Gustavo Magana, director of the Multicultural Center, stressed the historical importance of Affirmative Action. “Affirmative Action was brought about because there was a need for it in our country, in our communities, in our schools, in our workplaces, because of generations of discrimination and marginalization of communities of color and women as well,” he said. “It was important to allow us to get into these spaces and become leaders.”
Fifteen years ago voters made California the first state to ban the use of race and ethnicity in public university admissions, as well as hiring and contracting.
Universities around the country could soon face the same challenge. The U.S. Supreme Court is set to revisit the issue of affirmative action after it endorsed the use of race as a factor in college admissions.
The high court agreed in February to take up the case of a white woman who claims she was rejected by the University of Texas because of its race-conscious admissions policy. The justices are expected to hear arguments this fall.
The nation’s college officials are worried today’s more conservative court could limit or even ban the consideration of race in admissions decisions. A broad ruling could affect both public and private universities that practice affirmative action, a powerful tool for increasing campus diversity.
The effects of California’s Affirmative Action ban, known as Proposition 209, are particularly evident at the University of California, Berkeley campus, where the student body is highly diverse but hardly resembles the ethnic and racial fabric of the state. With affirmative action outlawed, Asian American students have dominated admissions. The freshman class admitted to UC Berkeley this coming fall is 30 percent white and 46 percent Asian, according to newly released data. The share of admitted Asians is four times higher than their percentage in the state’s K-12 public schools.
Magana refuted claims that the of Asian students represents a lack of diversity. “I think that type of statement can be problematic,” said Magana. “That’s generalizing an entire community. There are some groups within the Asian community who have done very well in college, but there are also many groups that are very much underrepresented.”
Magana pointed to low college graduation rates among Vietnamese and Hmong communities as evidence that a high degree of diversity exists even among demographics that seem successful at higher education institutions.
Junior Michelle Tang, incoming director for the MCC, echoed Magana’s sentiments, but remained skeptical of Affirmative Action’s ability to make fine distinctions within broad ethnic groups. “I’m Vietnamese, and (when applying for schools), I’ve been told, ‘don’t always put down that you’re Asian’, because you might be grouped into this group of generalized Asians. I think Affirmative Action could be flawed, depending on how you’re trying to classify people.”
Nevertheless, Tang praised Santa Clara’s campus diversity for the opportunities it has given her to experience new cultures. “Being part of the MCC, I’ve been able to learn more about the Hawaiian population, for example,” said Tang. “There are a lot of different groups on campus that you’re able to interact with and learn more about.”

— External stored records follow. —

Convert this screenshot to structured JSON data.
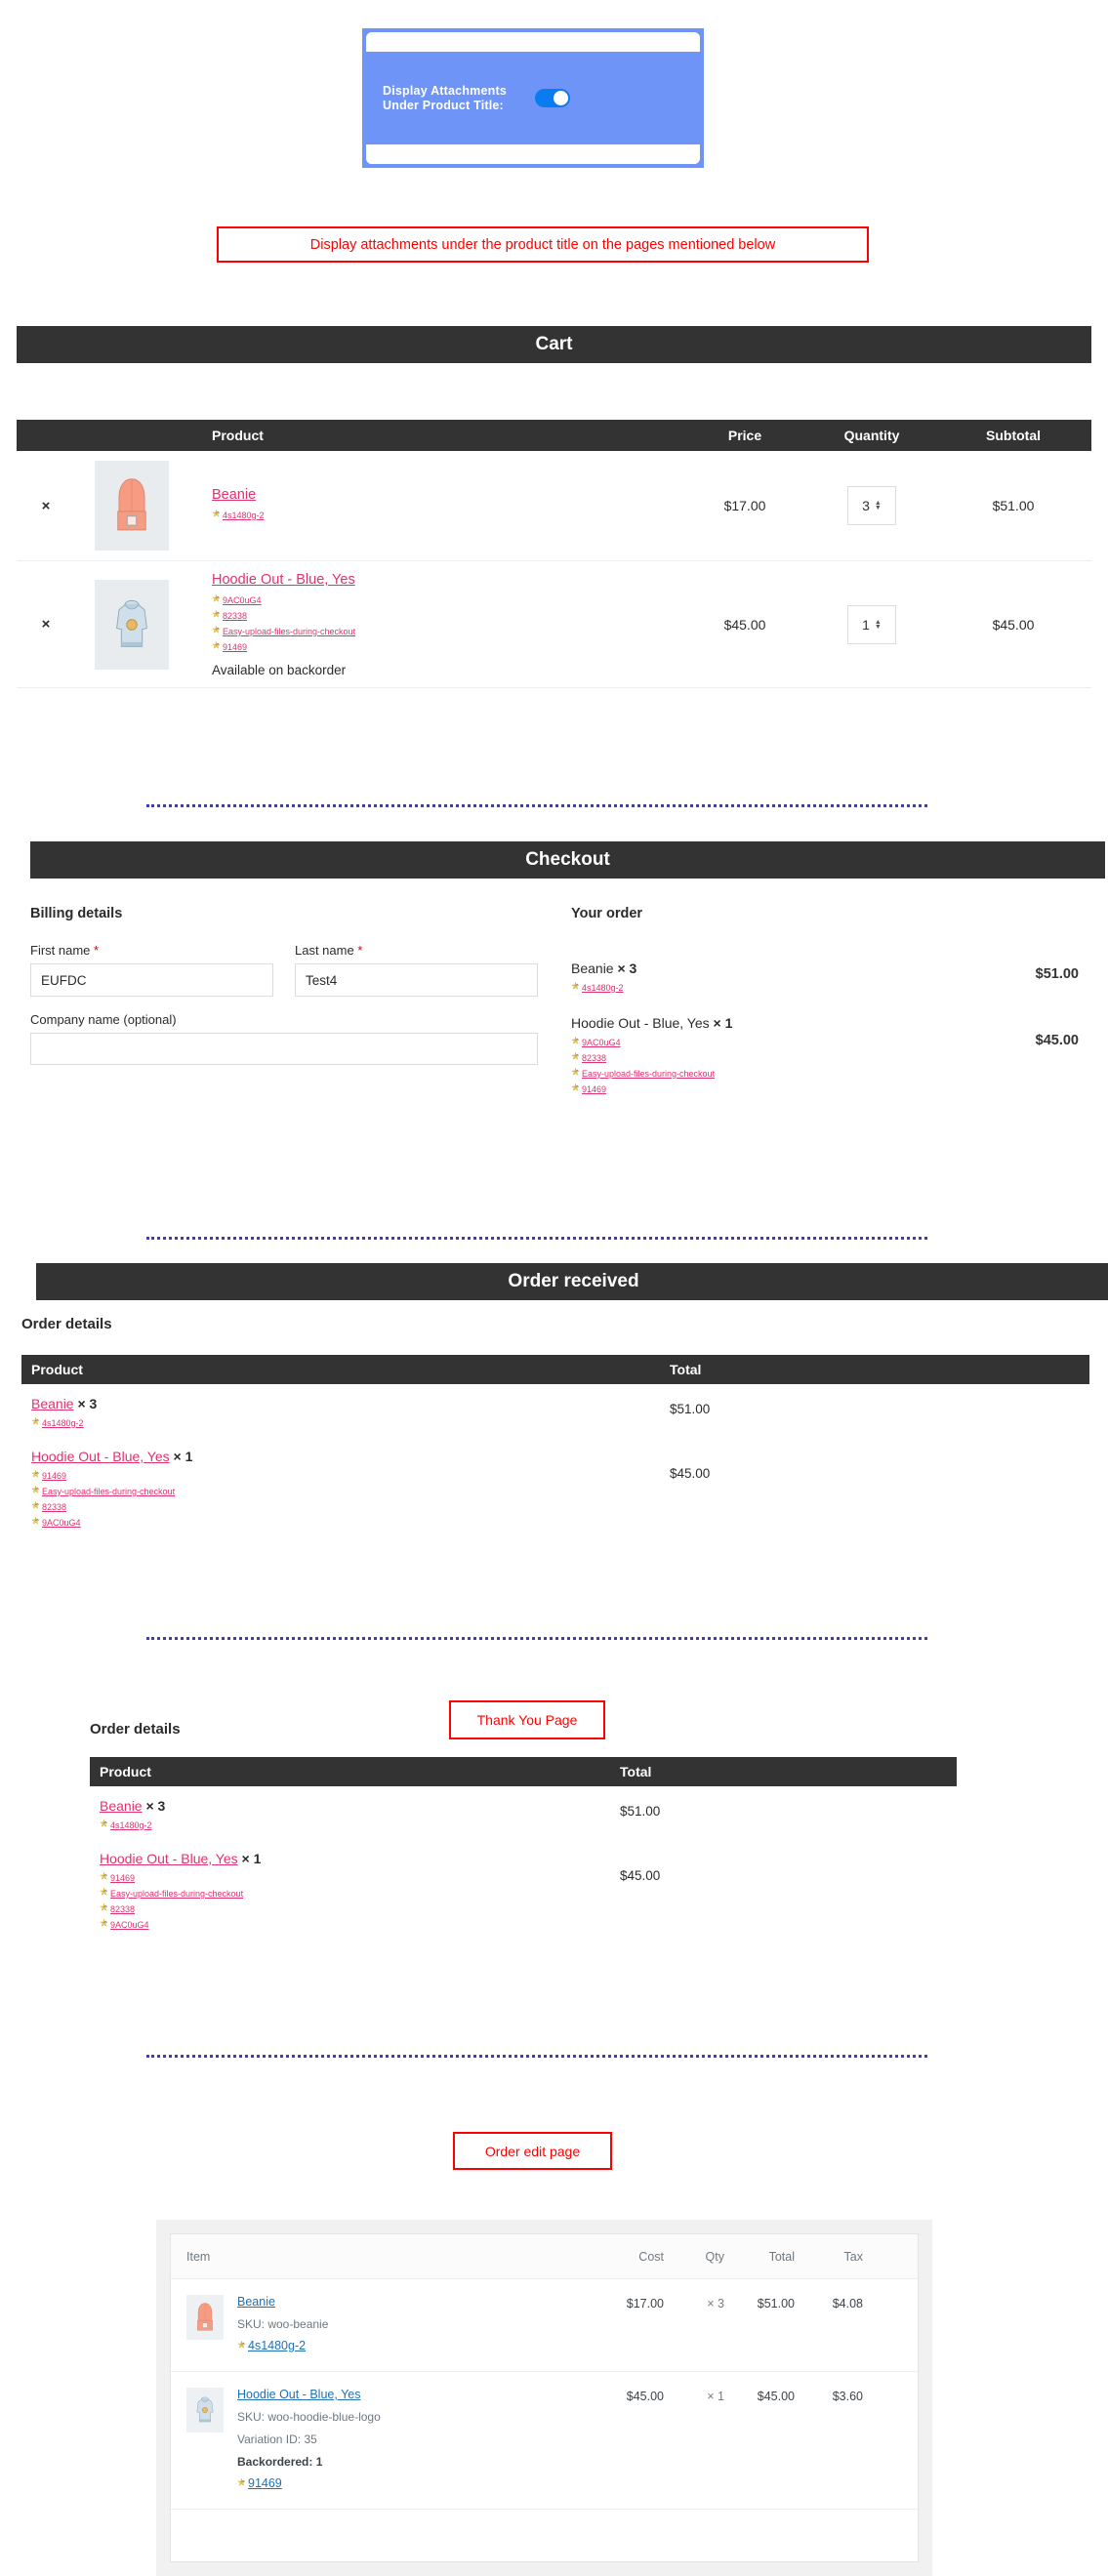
{
  "toggle_card": {
    "label": "Display Attachments\nUnder Product Title:",
    "state": "on",
    "accent_color": "#6e94f7",
    "switch_color": "#0a7cf0"
  },
  "callouts": {
    "main": "Display attachments under the product title on the pages mentioned below",
    "thank_you": "Thank You Page",
    "order_edit": "Order edit page",
    "color": "#ff0000"
  },
  "sections": {
    "cart": "Cart",
    "checkout": "Checkout",
    "order_received": "Order received",
    "bar_bg": "#333333"
  },
  "cart": {
    "columns": {
      "remove": "",
      "thumb": "",
      "product": "Product",
      "price": "Price",
      "quantity": "Quantity",
      "subtotal": "Subtotal"
    },
    "remove_symbol": "×",
    "rows": [
      {
        "name": "Beanie",
        "attachments": [
          "4s1480g-2"
        ],
        "price": "$17.00",
        "quantity": "3",
        "subtotal": "$51.00",
        "stock_note": "",
        "thumb": "beanie-thumbnail"
      },
      {
        "name": "Hoodie Out - Blue, Yes",
        "attachments": [
          "9AC0uG4",
          "82338",
          "Easy-upload-files-during-checkout",
          "91469"
        ],
        "price": "$45.00",
        "quantity": "1",
        "subtotal": "$45.00",
        "stock_note": "Available on backorder",
        "thumb": "hoodie-thumbnail"
      }
    ]
  },
  "checkout": {
    "billing_heading": "Billing details",
    "order_heading": "Your order",
    "fields": [
      {
        "label": "First name",
        "required": true,
        "value": "EUFDC",
        "placeholder": ""
      },
      {
        "label": "Last name",
        "required": true,
        "value": "Test4",
        "placeholder": ""
      },
      {
        "label": "Company name (optional)",
        "required": false,
        "value": "",
        "placeholder": ""
      }
    ],
    "required_mark": "*",
    "order_lines": [
      {
        "name": "Beanie",
        "qty": "× 3",
        "attachments": [
          "4s1480g-2"
        ],
        "total": "$51.00"
      },
      {
        "name": "Hoodie Out - Blue, Yes",
        "qty": "× 1",
        "attachments": [
          "9AC0uG4",
          "82338",
          "Easy-upload-files-during-checkout",
          "91469"
        ],
        "total": "$45.00"
      }
    ]
  },
  "order_received": {
    "details_heading": "Order details",
    "columns": {
      "product": "Product",
      "total": "Total"
    },
    "rows": [
      {
        "name": "Beanie",
        "qty": "× 3",
        "attachments": [
          "4s1480g-2"
        ],
        "total": "$51.00"
      },
      {
        "name": "Hoodie Out - Blue, Yes",
        "qty": "× 1",
        "attachments": [
          "91469",
          "Easy-upload-files-during-checkout",
          "82338",
          "9AC0uG4"
        ],
        "total": "$45.00"
      }
    ]
  },
  "thank_you": {
    "details_heading": "Order details",
    "columns": {
      "product": "Product",
      "total": "Total"
    },
    "rows": [
      {
        "name": "Beanie",
        "qty": "× 3",
        "attachments": [
          "4s1480g-2"
        ],
        "total": "$51.00"
      },
      {
        "name": "Hoodie Out - Blue, Yes",
        "qty": "× 1",
        "attachments": [
          "91469",
          "Easy-upload-files-during-checkout",
          "82338",
          "9AC0uG4"
        ],
        "total": "$45.00"
      }
    ]
  },
  "order_edit": {
    "columns": {
      "item": "Item",
      "cost": "Cost",
      "qty": "Qty",
      "total": "Total",
      "tax": "Tax"
    },
    "rows": [
      {
        "name": "Beanie",
        "sku": "SKU: woo-beanie",
        "variation": "",
        "backordered": "",
        "attachments": [
          "4s1480g-2"
        ],
        "cost": "$17.00",
        "qty": "× 3",
        "total": "$51.00",
        "tax": "$4.08",
        "thumb": "beanie-thumbnail"
      },
      {
        "name": "Hoodie Out - Blue, Yes",
        "sku": "SKU: woo-hoodie-blue-logo",
        "variation": "Variation ID: 35",
        "backordered": "Backordered: 1",
        "attachments": [
          "91469"
        ],
        "cost": "$45.00",
        "qty": "× 1",
        "total": "$45.00",
        "tax": "$3.60",
        "thumb": "hoodie-thumbnail"
      }
    ]
  },
  "icons": {
    "attachment": "attachment-icon",
    "spinner_up": "▲",
    "spinner_down": "▼"
  }
}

Magana was more cautious, warning that maintaining the campus’s diversity should be an urgent concern for the school. “Diversity is important at Santa Clara because it should reflect the community around it. If you keep Santa Clara with just one predominant group, the school doesn’t grow. It becomes stagnant. You don’t have any cultural expression.”

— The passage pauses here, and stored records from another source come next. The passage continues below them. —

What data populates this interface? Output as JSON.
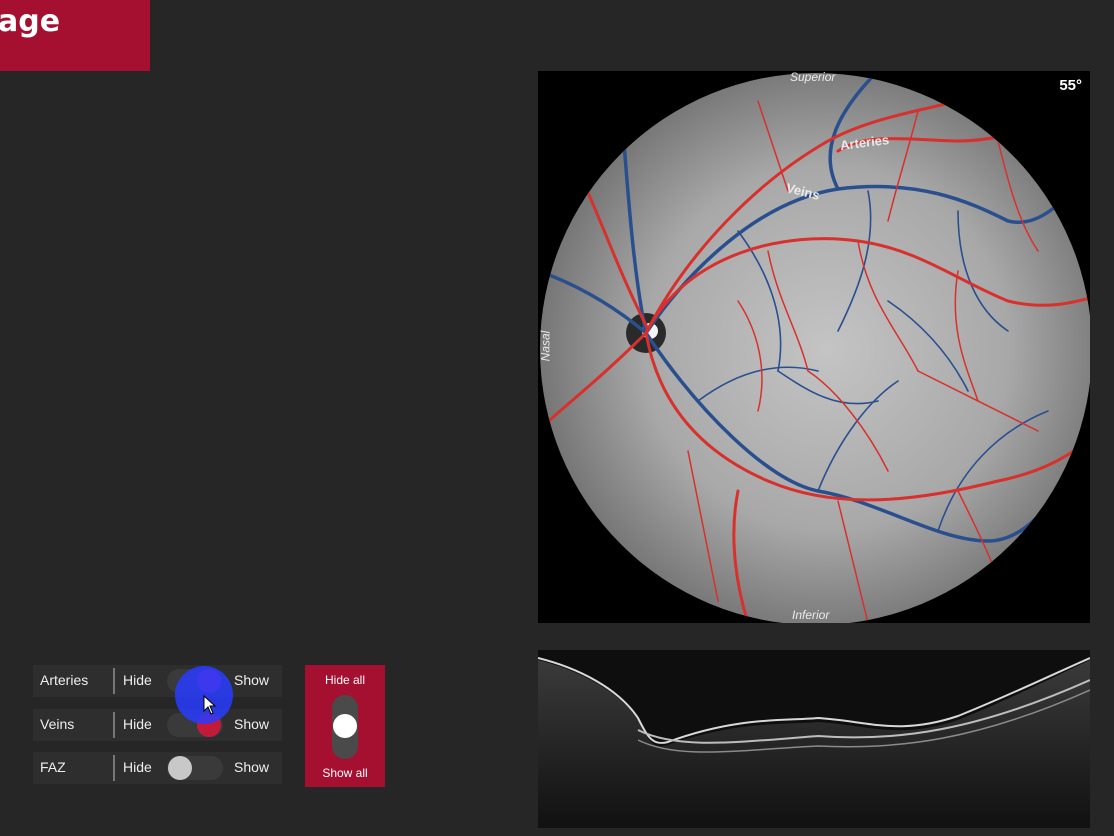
{
  "header": {
    "title_visible": "age"
  },
  "fundus": {
    "fov_label": "55°",
    "labels": {
      "superior": "Superior",
      "inferior": "Inferior",
      "nasal": "Nasal",
      "arteries": "Arteries",
      "veins": "Veins"
    },
    "colors": {
      "artery": "#d8302c",
      "vein": "#2a4f8f"
    }
  },
  "layer_toggles": {
    "hide_label": "Hide",
    "show_label": "Show",
    "items": [
      {
        "name": "Arteries",
        "state": "show",
        "knob_color": "#b51f8a"
      },
      {
        "name": "Veins",
        "state": "show",
        "knob_color": "#c31a3a"
      },
      {
        "name": "FAZ",
        "state": "hide",
        "knob_color": "#c8c8c8"
      }
    ]
  },
  "all_toggle": {
    "top_label": "Hide all",
    "bottom_label": "Show all",
    "state": "middle"
  },
  "theme": {
    "accent": "#a50f30",
    "background": "#262626"
  }
}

At present, Santa Clara’s campus diversity roughly mirrors that of surrounding San Jose. Demographic data for the class of 2014 indicates that 41.2 percent of students identify as Causasian, 18.2 percent as Hispanic, 16.5 percent as Asian/Pacific Islander, 4.2 percent as African-American, 4.2 percent as multi-ethnic, while 15.2 percent are “not specified.” US Census data from 2010 casts San Jose as 42.8 percent White, 32 percent Asian, 3.2 percent African-American, 0.4 percent Pacific Islander, 15.7 percent from other races.